Sneap is happiest and most satisfied when he can pilot a project from start to finish, filling the roles of producer, recording engineer, mix engineer, and even mastering engineer. And because he is an accomplished guitarist, his rapport with the musicians he works with makes his sessions uniquely productive, characterized by an easy exchange of ideas and suggestions that never come off as offensive. However, Sneap also recognizes that shrinking budgets have forced many bands and labels to shoulder the recording responsibilities all on their own. As a result, more of his work is shifting to mixing and mastering only.
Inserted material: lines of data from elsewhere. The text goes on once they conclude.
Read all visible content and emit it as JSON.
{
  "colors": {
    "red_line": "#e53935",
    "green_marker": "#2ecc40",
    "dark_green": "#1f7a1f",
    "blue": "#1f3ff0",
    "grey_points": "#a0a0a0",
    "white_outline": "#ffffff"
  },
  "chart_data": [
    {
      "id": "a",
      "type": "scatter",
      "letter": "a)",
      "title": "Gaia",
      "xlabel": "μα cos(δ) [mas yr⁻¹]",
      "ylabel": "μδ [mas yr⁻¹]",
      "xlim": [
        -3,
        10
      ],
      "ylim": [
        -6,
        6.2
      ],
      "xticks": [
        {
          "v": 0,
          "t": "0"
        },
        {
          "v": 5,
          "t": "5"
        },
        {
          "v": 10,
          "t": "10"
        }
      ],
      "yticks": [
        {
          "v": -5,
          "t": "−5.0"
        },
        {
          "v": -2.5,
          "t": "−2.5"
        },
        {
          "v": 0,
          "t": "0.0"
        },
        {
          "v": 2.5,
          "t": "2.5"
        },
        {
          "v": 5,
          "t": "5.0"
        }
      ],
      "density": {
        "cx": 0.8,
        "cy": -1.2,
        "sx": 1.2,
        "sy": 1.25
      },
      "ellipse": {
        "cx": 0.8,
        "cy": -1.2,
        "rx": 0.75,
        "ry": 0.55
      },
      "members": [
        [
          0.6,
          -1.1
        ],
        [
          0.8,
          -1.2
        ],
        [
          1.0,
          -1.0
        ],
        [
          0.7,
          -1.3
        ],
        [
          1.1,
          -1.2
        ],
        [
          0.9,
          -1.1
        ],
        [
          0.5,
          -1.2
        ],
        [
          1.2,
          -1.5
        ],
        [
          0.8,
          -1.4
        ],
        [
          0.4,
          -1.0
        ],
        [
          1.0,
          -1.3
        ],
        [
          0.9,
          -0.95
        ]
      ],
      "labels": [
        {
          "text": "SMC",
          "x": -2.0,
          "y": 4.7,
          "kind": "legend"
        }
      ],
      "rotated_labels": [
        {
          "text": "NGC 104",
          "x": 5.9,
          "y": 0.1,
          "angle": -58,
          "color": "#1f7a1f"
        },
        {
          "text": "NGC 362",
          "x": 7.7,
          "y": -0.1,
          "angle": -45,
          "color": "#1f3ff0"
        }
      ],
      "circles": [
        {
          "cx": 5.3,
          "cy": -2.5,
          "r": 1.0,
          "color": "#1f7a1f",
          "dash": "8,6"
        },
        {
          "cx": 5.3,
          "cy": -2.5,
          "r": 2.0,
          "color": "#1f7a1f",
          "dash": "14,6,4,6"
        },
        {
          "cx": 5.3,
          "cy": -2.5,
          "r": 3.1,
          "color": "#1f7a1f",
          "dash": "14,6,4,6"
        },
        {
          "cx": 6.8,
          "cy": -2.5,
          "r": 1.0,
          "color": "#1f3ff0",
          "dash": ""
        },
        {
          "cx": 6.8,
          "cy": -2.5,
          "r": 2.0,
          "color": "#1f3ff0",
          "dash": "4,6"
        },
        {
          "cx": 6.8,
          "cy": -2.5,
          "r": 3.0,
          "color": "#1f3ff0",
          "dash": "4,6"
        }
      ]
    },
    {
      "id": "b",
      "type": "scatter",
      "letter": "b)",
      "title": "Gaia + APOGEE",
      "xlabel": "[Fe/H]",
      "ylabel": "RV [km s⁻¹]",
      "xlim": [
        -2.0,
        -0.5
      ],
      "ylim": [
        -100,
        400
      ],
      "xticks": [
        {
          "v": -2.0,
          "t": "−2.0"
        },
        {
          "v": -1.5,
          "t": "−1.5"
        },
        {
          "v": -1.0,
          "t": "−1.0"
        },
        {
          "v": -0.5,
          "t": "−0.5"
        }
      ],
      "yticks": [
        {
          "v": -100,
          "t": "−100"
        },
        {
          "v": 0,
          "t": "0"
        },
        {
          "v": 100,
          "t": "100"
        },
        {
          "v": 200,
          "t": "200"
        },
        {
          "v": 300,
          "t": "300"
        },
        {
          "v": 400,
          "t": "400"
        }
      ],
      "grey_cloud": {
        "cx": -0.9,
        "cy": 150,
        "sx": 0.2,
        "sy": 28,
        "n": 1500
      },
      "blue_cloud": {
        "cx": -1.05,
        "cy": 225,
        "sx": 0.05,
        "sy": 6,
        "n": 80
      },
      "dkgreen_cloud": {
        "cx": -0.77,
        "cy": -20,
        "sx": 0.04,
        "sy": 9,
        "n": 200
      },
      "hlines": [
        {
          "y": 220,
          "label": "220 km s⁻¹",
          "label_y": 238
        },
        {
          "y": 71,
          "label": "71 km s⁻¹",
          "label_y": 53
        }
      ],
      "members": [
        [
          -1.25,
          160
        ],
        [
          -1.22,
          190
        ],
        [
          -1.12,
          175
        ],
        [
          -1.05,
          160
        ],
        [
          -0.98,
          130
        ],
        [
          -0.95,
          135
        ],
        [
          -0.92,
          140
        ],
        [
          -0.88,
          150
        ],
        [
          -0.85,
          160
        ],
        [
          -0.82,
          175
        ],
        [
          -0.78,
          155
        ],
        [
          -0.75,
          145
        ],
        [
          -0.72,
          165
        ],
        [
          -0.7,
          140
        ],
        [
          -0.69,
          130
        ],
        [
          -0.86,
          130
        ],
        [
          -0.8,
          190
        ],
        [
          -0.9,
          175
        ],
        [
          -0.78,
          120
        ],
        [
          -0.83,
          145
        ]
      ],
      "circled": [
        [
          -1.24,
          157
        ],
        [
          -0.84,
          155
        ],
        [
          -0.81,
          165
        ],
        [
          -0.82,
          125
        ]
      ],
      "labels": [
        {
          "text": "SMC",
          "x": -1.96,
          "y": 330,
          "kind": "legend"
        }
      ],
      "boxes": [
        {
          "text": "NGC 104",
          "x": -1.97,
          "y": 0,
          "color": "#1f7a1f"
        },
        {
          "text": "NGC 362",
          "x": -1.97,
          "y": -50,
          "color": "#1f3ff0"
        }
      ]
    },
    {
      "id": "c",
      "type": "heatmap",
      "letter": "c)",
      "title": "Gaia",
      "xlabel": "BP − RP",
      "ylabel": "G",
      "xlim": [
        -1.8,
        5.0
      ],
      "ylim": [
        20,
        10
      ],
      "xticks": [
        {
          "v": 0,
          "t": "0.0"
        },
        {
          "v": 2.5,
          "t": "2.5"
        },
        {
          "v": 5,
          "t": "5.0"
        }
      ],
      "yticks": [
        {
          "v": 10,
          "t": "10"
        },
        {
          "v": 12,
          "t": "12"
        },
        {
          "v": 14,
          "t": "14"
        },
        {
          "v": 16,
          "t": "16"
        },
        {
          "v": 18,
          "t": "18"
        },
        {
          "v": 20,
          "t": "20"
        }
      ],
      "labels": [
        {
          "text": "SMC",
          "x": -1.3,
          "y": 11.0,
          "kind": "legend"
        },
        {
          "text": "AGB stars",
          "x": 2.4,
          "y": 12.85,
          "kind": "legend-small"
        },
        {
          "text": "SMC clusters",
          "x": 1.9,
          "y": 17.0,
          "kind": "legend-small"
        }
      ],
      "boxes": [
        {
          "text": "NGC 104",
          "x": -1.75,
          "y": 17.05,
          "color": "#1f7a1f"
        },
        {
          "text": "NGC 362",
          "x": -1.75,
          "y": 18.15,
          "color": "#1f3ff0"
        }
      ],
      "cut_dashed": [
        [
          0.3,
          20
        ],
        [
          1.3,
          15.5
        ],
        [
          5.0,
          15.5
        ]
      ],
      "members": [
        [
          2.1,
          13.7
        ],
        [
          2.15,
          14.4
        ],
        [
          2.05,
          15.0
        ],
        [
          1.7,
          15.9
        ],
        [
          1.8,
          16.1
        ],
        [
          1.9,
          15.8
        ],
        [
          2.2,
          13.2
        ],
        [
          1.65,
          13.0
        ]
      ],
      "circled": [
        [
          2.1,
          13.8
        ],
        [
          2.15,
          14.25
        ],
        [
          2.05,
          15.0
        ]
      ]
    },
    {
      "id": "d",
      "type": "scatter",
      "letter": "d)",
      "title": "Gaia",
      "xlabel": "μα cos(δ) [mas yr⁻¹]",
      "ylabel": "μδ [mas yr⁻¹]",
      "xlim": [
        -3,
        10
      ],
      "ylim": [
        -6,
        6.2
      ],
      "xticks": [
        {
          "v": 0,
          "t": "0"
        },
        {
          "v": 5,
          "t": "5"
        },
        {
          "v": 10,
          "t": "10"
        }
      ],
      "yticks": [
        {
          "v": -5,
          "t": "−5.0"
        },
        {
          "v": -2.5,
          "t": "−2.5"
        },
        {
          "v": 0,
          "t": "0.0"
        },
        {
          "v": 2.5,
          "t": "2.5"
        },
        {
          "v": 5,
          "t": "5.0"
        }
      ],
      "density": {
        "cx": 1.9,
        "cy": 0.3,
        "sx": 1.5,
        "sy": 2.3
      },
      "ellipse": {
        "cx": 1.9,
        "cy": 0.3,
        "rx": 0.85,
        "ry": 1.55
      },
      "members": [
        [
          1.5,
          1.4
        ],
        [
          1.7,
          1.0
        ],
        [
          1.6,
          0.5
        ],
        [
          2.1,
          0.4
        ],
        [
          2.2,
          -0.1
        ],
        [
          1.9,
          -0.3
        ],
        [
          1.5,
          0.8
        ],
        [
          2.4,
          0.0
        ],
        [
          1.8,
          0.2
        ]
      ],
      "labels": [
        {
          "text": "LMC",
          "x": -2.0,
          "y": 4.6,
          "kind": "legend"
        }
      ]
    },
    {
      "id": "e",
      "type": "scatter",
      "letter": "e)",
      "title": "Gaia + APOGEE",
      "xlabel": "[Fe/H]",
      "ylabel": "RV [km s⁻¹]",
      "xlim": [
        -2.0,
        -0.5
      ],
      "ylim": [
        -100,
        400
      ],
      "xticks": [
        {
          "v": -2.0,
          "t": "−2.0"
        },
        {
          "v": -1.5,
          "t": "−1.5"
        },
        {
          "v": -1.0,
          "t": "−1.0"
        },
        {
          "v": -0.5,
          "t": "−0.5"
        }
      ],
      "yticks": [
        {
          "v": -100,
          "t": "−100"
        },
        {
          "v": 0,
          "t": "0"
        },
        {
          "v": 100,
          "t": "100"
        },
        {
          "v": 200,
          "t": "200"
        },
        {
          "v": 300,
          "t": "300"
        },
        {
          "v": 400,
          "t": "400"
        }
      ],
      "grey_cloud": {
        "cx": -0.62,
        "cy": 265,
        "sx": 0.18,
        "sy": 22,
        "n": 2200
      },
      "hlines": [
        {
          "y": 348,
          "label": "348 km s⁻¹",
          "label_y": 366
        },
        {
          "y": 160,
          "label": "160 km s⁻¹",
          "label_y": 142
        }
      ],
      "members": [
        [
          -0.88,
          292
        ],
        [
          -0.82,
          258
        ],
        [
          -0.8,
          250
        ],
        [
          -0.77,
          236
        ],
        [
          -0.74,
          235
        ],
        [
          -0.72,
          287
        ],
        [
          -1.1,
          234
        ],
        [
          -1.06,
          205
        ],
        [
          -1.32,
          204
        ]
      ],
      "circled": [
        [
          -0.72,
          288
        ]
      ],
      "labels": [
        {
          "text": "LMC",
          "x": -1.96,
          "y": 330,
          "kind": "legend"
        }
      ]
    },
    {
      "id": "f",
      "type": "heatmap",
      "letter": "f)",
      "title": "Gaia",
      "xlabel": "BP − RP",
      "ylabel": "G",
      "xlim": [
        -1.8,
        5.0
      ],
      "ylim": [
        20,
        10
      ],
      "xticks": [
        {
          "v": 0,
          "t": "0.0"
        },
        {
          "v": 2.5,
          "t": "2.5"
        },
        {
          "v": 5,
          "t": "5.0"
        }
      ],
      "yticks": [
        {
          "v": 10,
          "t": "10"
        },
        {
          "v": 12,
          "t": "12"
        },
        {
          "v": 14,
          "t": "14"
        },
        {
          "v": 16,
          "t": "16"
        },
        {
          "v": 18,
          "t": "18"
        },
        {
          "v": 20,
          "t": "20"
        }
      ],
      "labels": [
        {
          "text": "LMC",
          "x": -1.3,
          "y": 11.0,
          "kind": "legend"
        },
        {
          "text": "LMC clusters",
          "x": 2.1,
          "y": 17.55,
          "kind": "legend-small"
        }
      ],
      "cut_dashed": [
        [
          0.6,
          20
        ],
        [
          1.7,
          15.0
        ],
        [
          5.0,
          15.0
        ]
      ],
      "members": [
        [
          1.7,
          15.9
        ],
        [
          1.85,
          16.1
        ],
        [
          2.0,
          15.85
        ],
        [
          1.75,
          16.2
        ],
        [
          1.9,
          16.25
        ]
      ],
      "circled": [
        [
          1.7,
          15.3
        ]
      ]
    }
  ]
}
Associated with that shift is a greater need to “fix” aspects of the recording that don’t arrive in good condition to meld with his mixing style. Here, he is beginning to explore the world of processing possibilities embodied by the Metric Halo Production Bundle, which includes ChannelStrip 3, Character (an analog circuit modeler), HaloVerb, Multiband Dynamics, Precision DeEsser, TransientControl, and Multiband Expander. “The TransientControl has been especially useful for highlighting the ‘ring’ in Saxon’s snare sound,” he said. “And I’ve been using the Multiband Dynamics to zone in on the vocals, where some awkward and nasty stuff was happening around 2kHz.”
Although Sneap bemoans a certain lack of songwriting polish in modern metal that has strayed from the genre’s origins in the late 1970s, he’s quick to assert that modern metal’s sound is nearly ideal. “It’s true that things are becoming a bit too corrected… a bit too cut and paste,” he said. “I prefer a more raw recording, one that conveys the energy and emotion of the actual performance. But at the same time, I think that if I was turning in mixes that sounded like late 1970s albums – though a lovely retro thing to do – people would be disappointed. The power of a modern metal record stands far above those old recordings.”
And Sneap cannot fully convey that power without Metric Halo ChannelStrip. “I’ve tried every plug-in, every channel strip, and nothing can give me the smack, the front-end pop, and the warmth of Metric Halo’s classic,” he said. “I simply cannot complete a mix at a remote location without it. I would be totally lost. With the release of ChannelStrip 3, that is not a concern. The Production Bundle and all its plug-ins are authorized via iLok so I can take the software wherever I go. I’m grateful that Metric Halo continues to update ChannelStrip.”
ABOUT METRIC HALO
Now based in the sunny city of Safety Harbor, Florida, Metric Halo provides the world with high-resolution metering, analysis, recording and processing solutions with award-winning software and future-proof hardware.